L'Explication Prémisse
Cet article signifie que la personne qui se porte caution doit donner son accord de façon claire et non ambiguë : on ne peut pas la tenir pour caution par simple présomption. De plus, sa responsabilité ne peut pas dépasser ce qu’elle a expressément accepté — par exemple le montant maximum, la durée ou la nature des dettes. En conséquence, toute interprétation se fait strictement et au bénéfice de la caution : on n’ajoute pas d’engagements nouveaux au-delà de ceux qui figurent dans l’accord qu’elle a réellement donné.
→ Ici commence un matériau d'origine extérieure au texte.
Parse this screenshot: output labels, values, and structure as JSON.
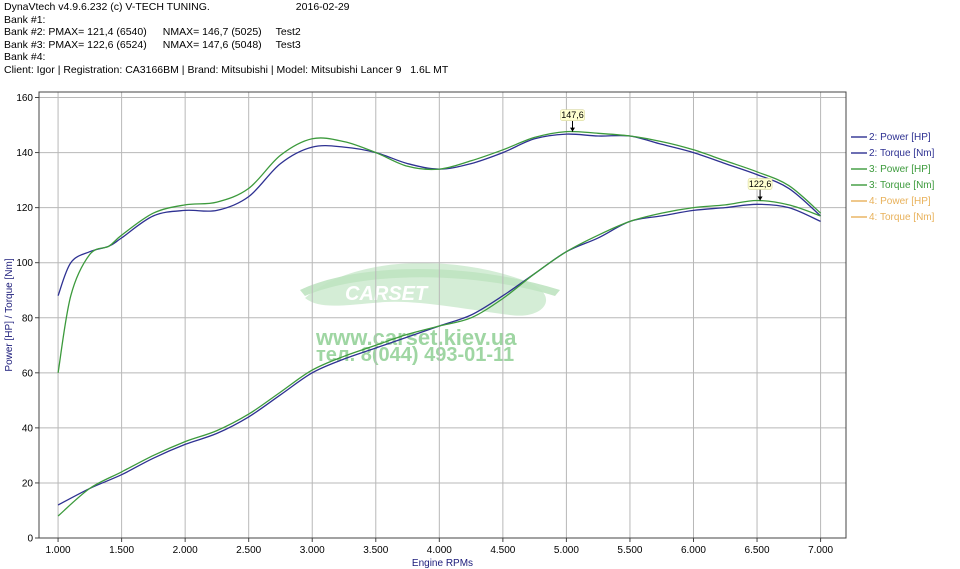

Vous signez un acte de cautionnement pour garantir un prêt de 5 000 € consenti à votre voisin pendant un an. Si le créancier prolonge le prêt, augmente la somme ou transforme l’opération en une dette plus lourde sans votre accord exprès, il ne peut pas vous réclamer plus que les 5 000 € et la responsabilité ne peut pas courir au-delà de la durée d’un an prévue initialement.
- Le cautionnement doit résulter d’un engagement explicite de la caution (pas de présomption).
- Les limites acceptées par la caution (montant, durée, nature des obligations, éventuelle solidarité) fixent l’étendue de sa responsabilité.
- Toute interprétation ambiguë profite à la caution : le cautionnement est interprété strictement.
- Un accroissement ultérieur de la dette ou une modification du contrat de base n’engage pas la caution au-delà de ce qu’elle a accepté, sauf son accord exprès.
- Avant de se porter caution, il faut vérifier et faire inscrire clairement les limites (plafond, durée, conditions) pour éviter d’être tenu au-delà de l’intention réelle.
- La mention écrite et précise des engagements est fortement recommandée pour faire valoir le caractère exprès du cautionnement.